Of course. The crowd outside the ticket office are Junichi Inamoto fans. Inamoto is currently signed to the Fulham FC Soccer Franchise, based at London’s Loftus Road. One of the ambling fashionistas is wearing a T-shirt with the slogan “Phuture”. Above his head, the black and red Fulham FC crest sits uneasily on the corrugated Hoop-blue cladding of the South Africa Road stand. Is this the phuture?
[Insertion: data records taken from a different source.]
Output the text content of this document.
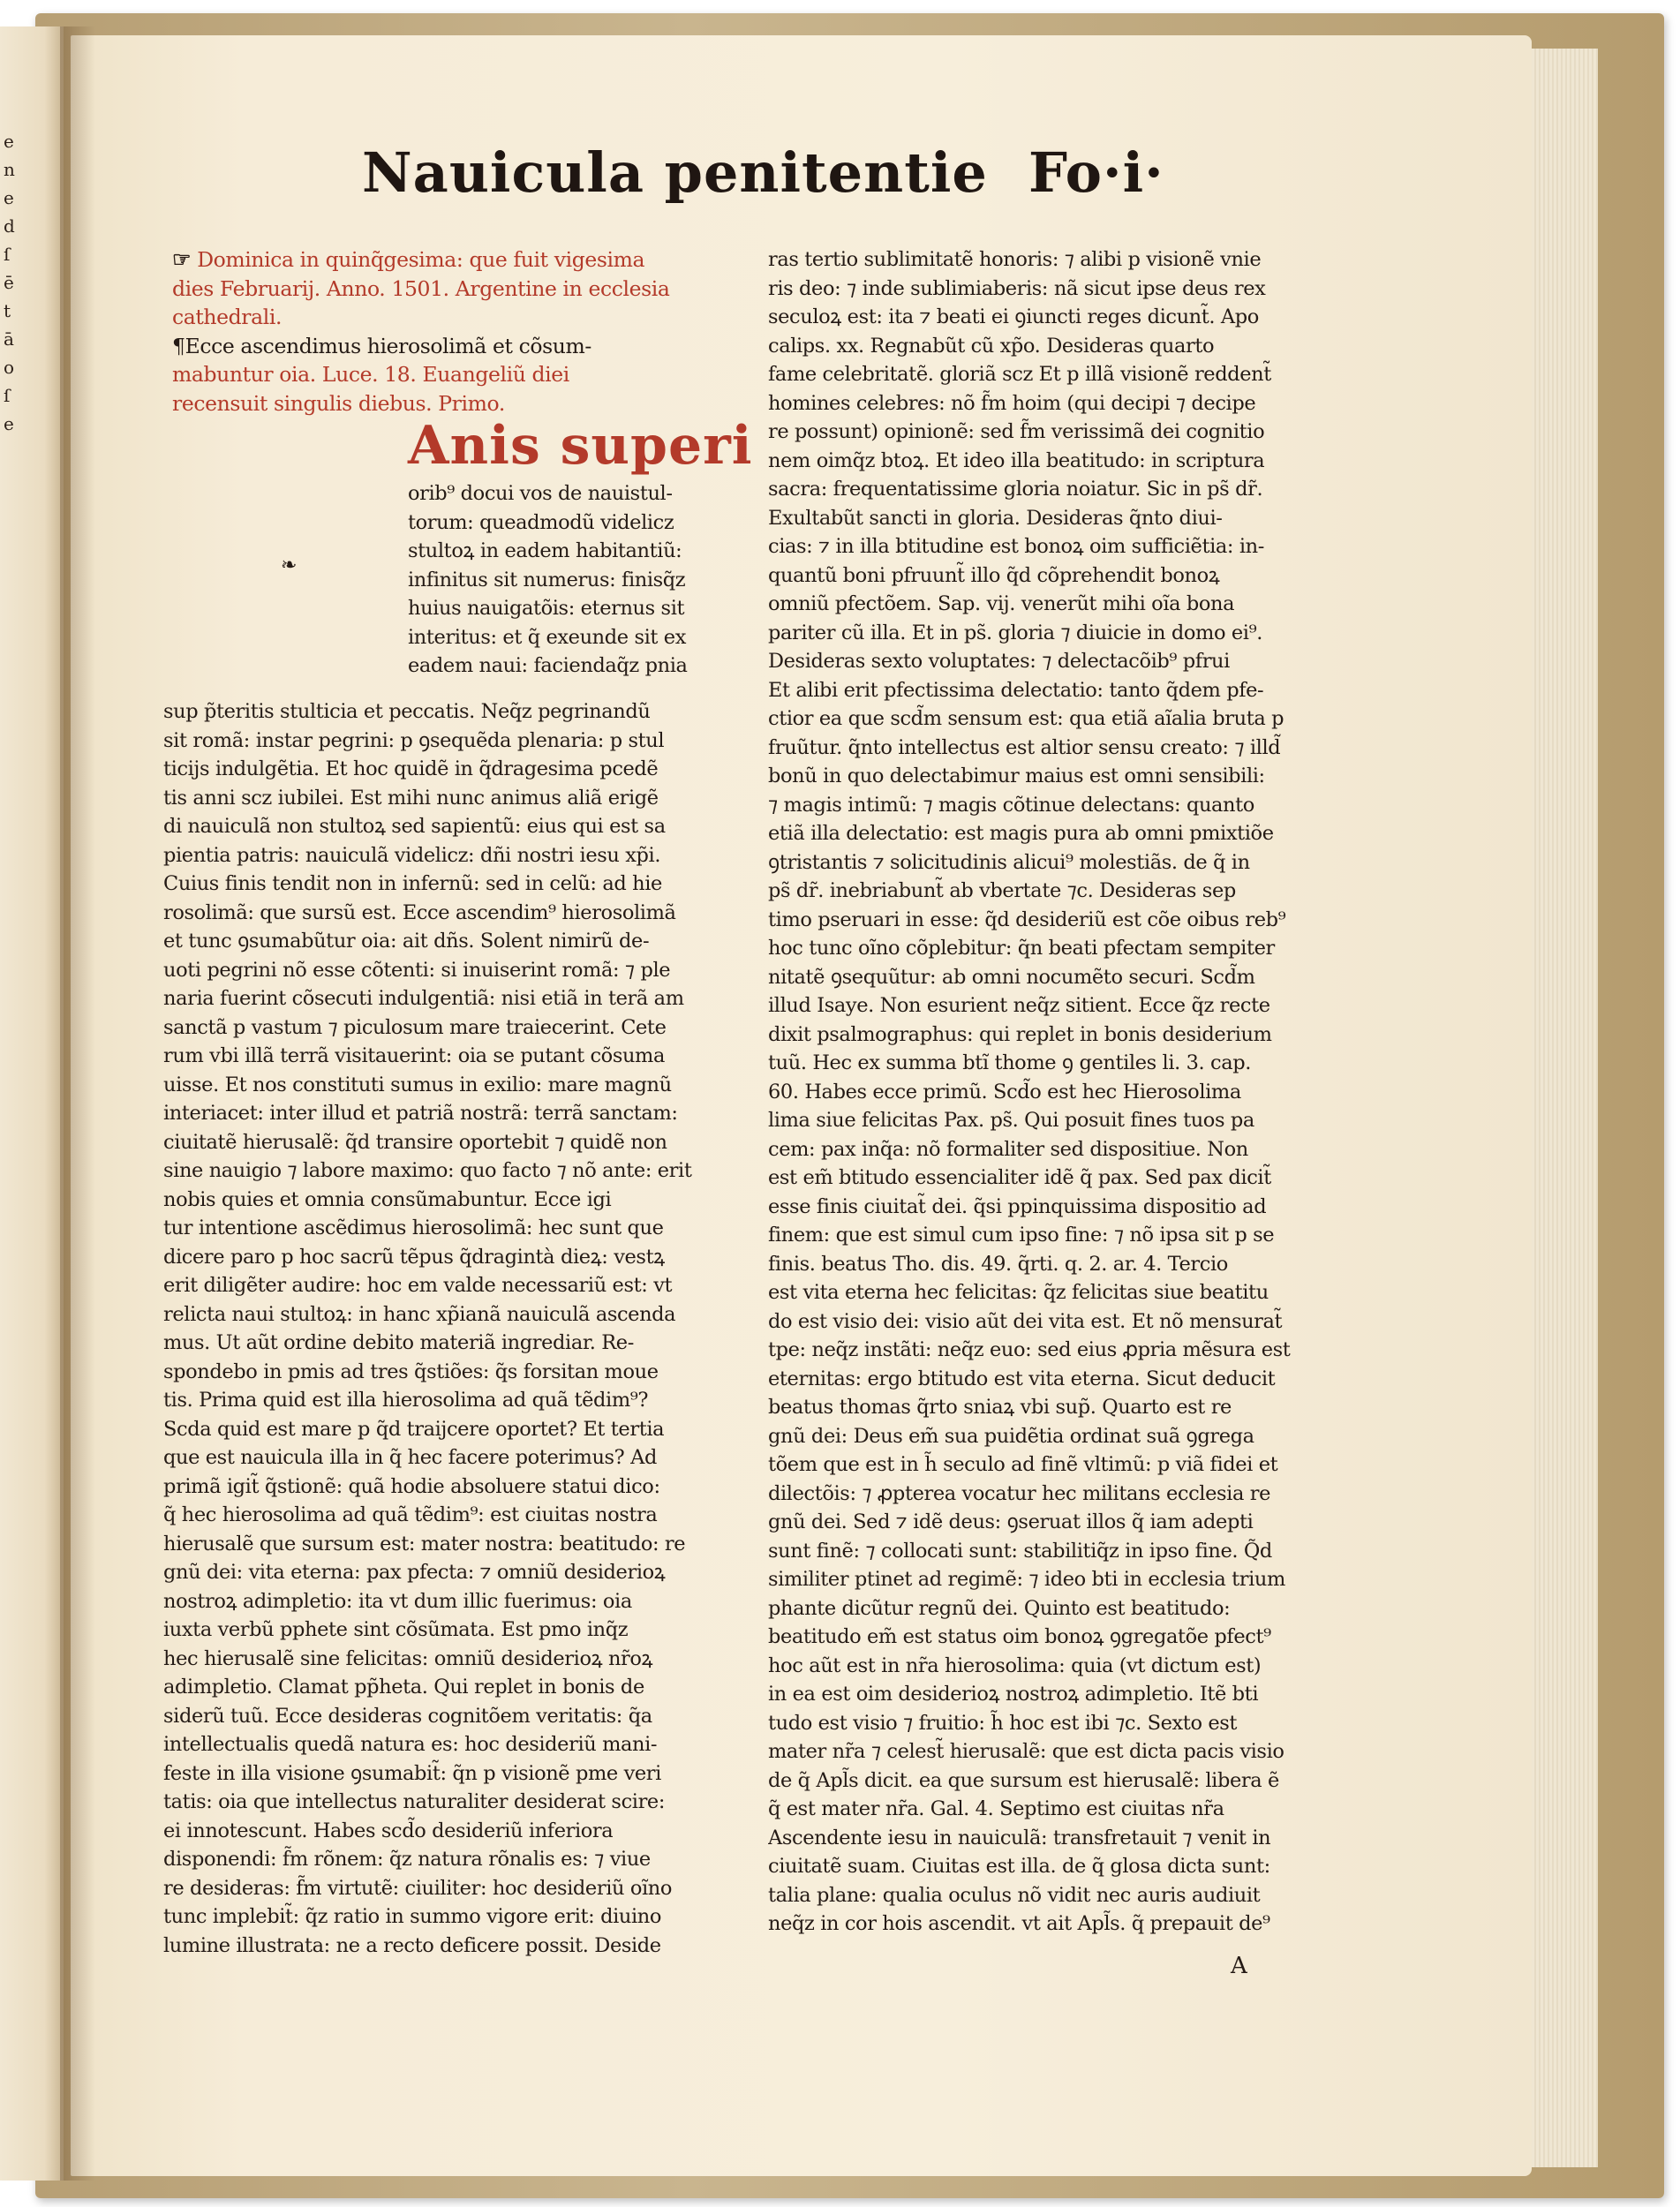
e
n
e
d
ſ
ē
t
ā
o
ſ
e
Nauicula penitentie Fo·i·
☞ Dominica in quinq̃gesima: que fuit vigesima
dies Februarij. Anno. 1501. Argentine in ecclesia
cathedrali.
¶Ecce ascendimus hierosolimã et cõsum-
mabuntur oia. Luce. 18. Euangeliũ diei
recensuit singulis diebus. Primo.
Anis superi
❧
orib⁹ docui vos de nauistul-
torum: queadmodũ videlicz
stultoꝝ in eadem habitantiũ:
infinitus sit numerus: finisq̃z
huius nauigatõis: eternus sit
interitus: et q̃ exeunde sit ex
eadem naui: faciendaq̃z pnia
sup p̃teritis stulticia et peccatis. Neq̃z pegrinandũ
sit romã: instar pegrini: p ꝯsequẽda plenaria: p stul
ticijs indulgẽtia. Et hoc quidẽ in q̃dragesima pcedẽ
tis anni scz iubilei. Est mihi nunc animus aliã erigẽ
di nauiculã non stultoꝝ sed sapientũ: eius qui est sa
pientia patris: nauiculã videlicz: dñi nostri iesu xp̃i.
Cuius finis tendit non in infernũ: sed in celũ: ad hie
rosolimã: que sursũ est. Ecce ascendim⁹ hierosolimã
et tunc ꝯsumabũtur oia: ait dñs. Solent nimirũ de-
uoti pegrini nõ esse cõtenti: si inuiserint romã: ⁊ ple
naria fuerint cõsecuti indulgentiã: nisi etiã in terã am
sanctã p vastum ⁊ piculosum mare traiecerint. Cete
rum vbi illã terrã visitauerint: oia se putant cõsuma
uisse. Et nos constituti sumus in exilio: mare magnũ
interiacet: inter illud et patriã nostrã: terrã sanctam:
ciuitatẽ hierusalẽ: q̃d transire oportebit ⁊ quidẽ non
sine nauigio ⁊ labore maximo: quo facto ⁊ nõ ante: erit
nobis quies et omnia consũmabuntur. Ecce igi
tur intentione ascẽdimus hierosolimã: hec sunt que
dicere paro p hoc sacrũ tẽpus q̃dragintà dieꝝ: vestꝝ
erit diligẽter audire: hoc em valde necessariũ est: vt
relicta naui stultoꝝ: in hanc xp̃ianã nauiculã ascenda
mus. Ut aũt ordine debito materiã ingrediar. Re-
spondebo in pmis ad tres q̃stiões: q̃s forsitan moue
tis. Prima quid est illa hierosolima ad quã tẽdim⁹?
Scda quid est mare p q̃d traijcere oportet? Et tertia
que est nauicula illa in q̃ hec facere poterimus? Ad
primã igit̃ q̃stionẽ: quã hodie absoluere statui dico:
q̃ hec hierosolima ad quã tẽdim⁹: est ciuitas nostra
hierusalẽ que sursum est: mater nostra: beatitudo: re
gnũ dei: vita eterna: pax pfecta: ⁊ omniũ desiderioꝝ
nostroꝝ adimpletio: ita vt dum illic fuerimus: oia
iuxta verbũ pphete sint cõsũmata. Est pmo inq̃z
hec hierusalẽ sine felicitas: omniũ desiderioꝝ nr̃oꝝ
adimpletio. Clamat pp̃heta. Qui replet in bonis de
siderũ tuũ. Ecce desideras cognitõem veritatis: q̃a
intellectualis quedã natura es: hoc desideriũ mani-
feste in illa visione ꝯsumabit̃: q̃n p visionẽ pme veri
tatis: oia que intellectus naturaliter desiderat scire:
ei innotescunt. Habes scd̃o desideriũ inferiora
disponendi: f̃m rõnem: q̃z natura rõnalis es: ⁊ viue
re desideras: f̃m virtutẽ: ciuiliter: hoc desideriũ oĩno
tunc implebit̃: q̃z ratio in summo vigore erit: diuino
lumine illustrata: ne a recto deficere possit. Deside
ras tertio sublimitatẽ honoris: ⁊ alibi p visionẽ vnie
ris deo: ⁊ inde sublimiaberis: nã sicut ipse deus rex
seculoꝝ est: ita ⁊ beati ei ꝯiuncti reges dicunt̃. Apo
calips. xx. Regnabũt cũ xp̃o. Desideras quarto
fame celebritatẽ. gloriã scz Et p illã visionẽ reddent̃
homines celebres: nõ f̃m hoim (qui decipi ⁊ decipe
re possunt) opinionẽ: sed f̃m verissimã dei cognitio
nem oimq̃z btoꝝ. Et ideo illa beatitudo: in scriptura
sacra: frequentatissime gloria noiatur. Sic in ps̃ dr̃.
Exultabũt sancti in gloria. Desideras q̃nto diui-
cias: ⁊ in illa btitudine est bonoꝝ oim sufficiẽtia: in-
quantũ boni pfruunt̃ illo q̃d cõprehendit bonoꝝ
omniũ pfectõem. Sap. vij. venerũt mihi oĩa bona
pariter cũ illa. Et in ps̃. gloria ⁊ diuicie in domo ei⁹.
Desideras sexto voluptates: ⁊ delectacõib⁹ pfrui
Et alibi erit pfectissima delectatio: tanto q̃dem pfe-
ctior ea que scd̃m sensum est: qua etiã aĩalia bruta p
fruũtur. q̃nto intellectus est altior sensu creato: ⁊ illd̃
bonũ in quo delectabimur maius est omni sensibili:
⁊ magis intimũ: ⁊ magis cõtinue delectans: quanto
etiã illa delectatio: est magis pura ab omni pmixtiõe
ꝯtristantis ⁊ solicitudinis alicui⁹ molestiãs. de q̃ in
ps̃ dr̃. inebriabunt̃ ab vbertate ⁊c. Desideras sep
timo pseruari in esse: q̃d desideriũ est cõe oibus reb⁹
hoc tunc oĩno cõplebitur: q̃n beati pfectam sempiter
nitatẽ ꝯsequũtur: ab omni nocumẽto securi. Scd̃m
illud Isaye. Non esurient neq̃z sitient. Ecce q̃z recte
dixit psalmographus: qui replet in bonis desiderium
tuũ. Hec ex summa btĩ thome ꝯ gentiles li. 3. cap.
60. Habes ecce primũ. Scd̃o est hec Hierosolima
lima siue felicitas Pax. ps̃. Qui posuit fines tuos pa
cem: pax inq̃a: nõ formaliter sed dispositiue. Non
est em̃ btitudo essencialiter idẽ q̃ pax. Sed pax dicit̃
esse finis ciuitat̃ dei. q̃si ppinquissima dispositio ad
finem: que est simul cum ipso fine: ⁊ nõ ipsa sit p se
finis. beatus Tho. dis. 49. q̃rti. q. 2. ar. 4. Tercio
est vita eterna hec felicitas: q̃z felicitas siue beatitu
do est visio dei: visio aũt dei vita est. Et nõ mensurat̃
tpe: neq̃z instãti: neq̃z euo: sed eius ꝓpria mẽsura est
eternitas: ergo btitudo est vita eterna. Sicut deducit
beatus thomas q̃rto sniaꝝ vbi sup̃. Quarto est re
gnũ dei: Deus em̃ sua puidẽtia ordinat suã ꝯgrega
tõem que est in h̃ seculo ad finẽ vltimũ: p viã fidei et
dilectõis: ⁊ ꝓpterea vocatur hec militans ecclesia re
gnũ dei. Sed ⁊ idẽ deus: ꝯseruat illos q̃ iam adepti
sunt finẽ: ⁊ collocati sunt: stabilitiq̃z in ipso fine. Q̃d
similiter ptinet ad regimẽ: ⁊ ideo bti in ecclesia trium
phante dicũtur regnũ dei. Quinto est beatitudo:
beatitudo em̃ est status oim bonoꝝ ꝯgregatõe pfect⁹
hoc aũt est in nr̃a hierosolima: quia (vt dictum est)
in ea est oim desiderioꝝ nostroꝝ adimpletio. Itẽ bti
tudo est visio ⁊ fruitio: h̃ hoc est ibi ⁊c. Sexto est
mater nr̃a ⁊ celest̃ hierusalẽ: que est dicta pacis visio
de q̃ Apl̃s dicit. ea que sursum est hierusalẽ: libera ẽ
q̃ est mater nr̃a. Gal. 4. Septimo est ciuitas nr̃a
Ascendente iesu in nauiculã: transfretauit ⁊ venit in
ciuitatẽ suam. Ciuitas est illa. de q̃ glosa dicta sunt:
talia plane: qualia oculus nõ vidit nec auris audiuit
neq̃z in cor hois ascendit. vt ait Apl̃s. q̃ prepauit de⁹
A
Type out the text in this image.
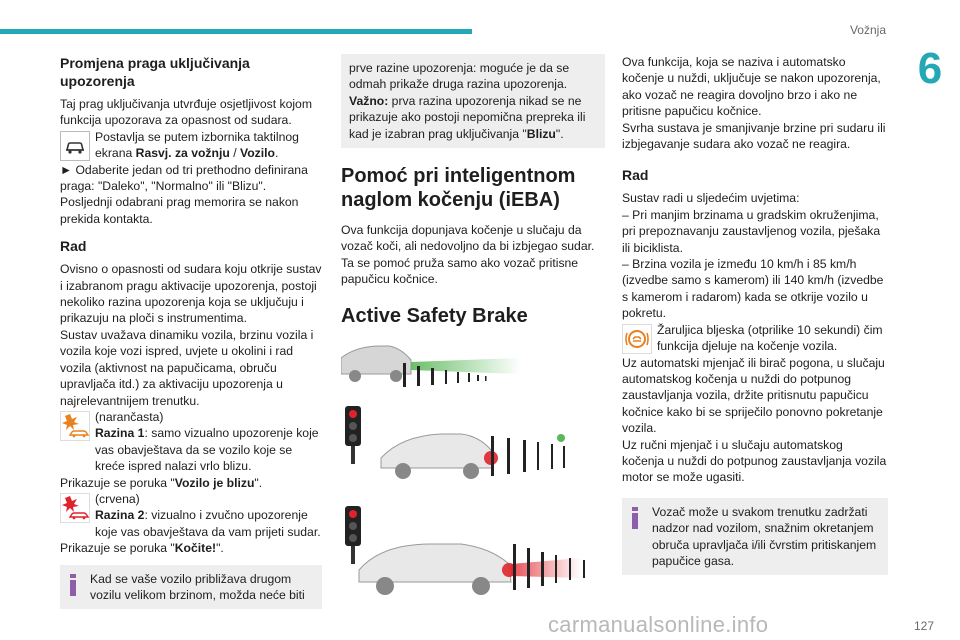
Vožnja
6
Promjena praga uključivanja upozorenja

Taj prag uključivanja utvrđuje osjetljivost kojom funkcija upozorava za opasnost od sudara.

Postavlja se putem izbornika taktilnog ekrana Rasvj. za vožnju / Vozilo.

► Odaberite jedan od tri prethodno definirana praga: "Daleko", "Normalno" ili "Blizu".

Posljednji odabrani prag memorira se nakon prekida kontakta.

Rad

Ovisno o opasnosti od sudara koju otkrije sustav i izabranom pragu aktivacije upozorenja, postoji nekoliko razina upozorenja koja se uključuju i prikazuju na ploči s instrumentima.

Sustav uvažava dinamiku vozila, brzinu vozila i vozila koje vozi ispred, uvjete u okolini i rad vozila (aktivnost na papučicama, obruču upravljača itd.) za aktivaciju upozorenja u najrelevantnijem trenutku.

(narančasta)
Razina 1: samo vizualno upozorenje koje vas obavještava da se vozilo koje se kreće ispred nalazi vrlo blizu.

Prikazuje se poruka "Vozilo je blizu".

(crvena)
Razina 2: vizualno i zvučno upozorenje koje vas obavještava da vam prijeti sudar.

Prikazuje se poruka "Kočite!".

Kad se vaše vozilo približava drugom vozilu velikom brzinom, možda neće biti

prve razine upozorenja: moguće je da se odmah prikaže druga razina upozorenja.

Važno: prva razina upozorenja nikad se ne prikazuje ako postoji nepomična prepreka ili kad je izabran prag uključivanja "Blizu".

Pomoć pri inteligentnom naglom kočenju (iEBA)

Ova funkcija dopunjava kočenje u slučaju da vozač koči, ali nedovoljno da bi izbjegao sudar. Ta se pomoć pruža samo ako vozač pritisne papučicu kočnice.

Active Safety Brake

Ova funkcija, koja se naziva i automatsko kočenje u nuždi, uključuje se nakon upozorenja, ako vozač ne reagira dovoljno brzo i ako ne pritisne papučicu kočnice.

Svrha sustava je smanjivanje brzine pri sudaru ili izbjegavanje sudara ako vozač ne reagira.

Rad

Sustav radi u sljedećim uvjetima:

– Pri manjim brzinama u gradskim okruženjima, pri prepoznavanju zaustavljenog vozila, pješaka ili biciklista.

– Brzina vozila je između 10 km/h i 85 km/h (izvedbe samo s kamerom) ili 140 km/h (izvedbe s kamerom i radarom) kada se otkrije vozilo u pokretu.

Žaruljica bljeska (otprilike 10 sekundi) čim funkcija djeluje na kočenje vozila.

Uz automatski mjenjač ili birač pogona, u slučaju automatskog kočenja u nuždi do potpunog zaustavljanja vozila, držite pritisnutu papučicu kočnice kako bi se spriječilo ponovno pokretanje vozila.

Uz ručni mjenjač i u slučaju automatskog kočenja u nuždi do potpunog zaustavljanja vozila motor se može ugasiti.

Vozač može u svakom trenutku zadržati nadzor nad vozilom, snažnim okretanjem obruča upravljača i/ili čvrstim pritiskanjem papučice gasa.
carmanualsonline.info	127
The groundshare in W12 between low-pressure local rivals Fulham and QPR is looking an increasingly odd arrangement. Initially accepted by both sets of fans as a pragmatic solution to, on the one hand, the redevelopment of Craven Cottage, and on the other a serious lack of cash, the cohabitation has already been extended from one year to two. Talk of covert merger plans has begun to do the rounds. Homeless and deep in debt, Fulham are, by their own admission a club “in limbo” and no one is quite sure what the future holds.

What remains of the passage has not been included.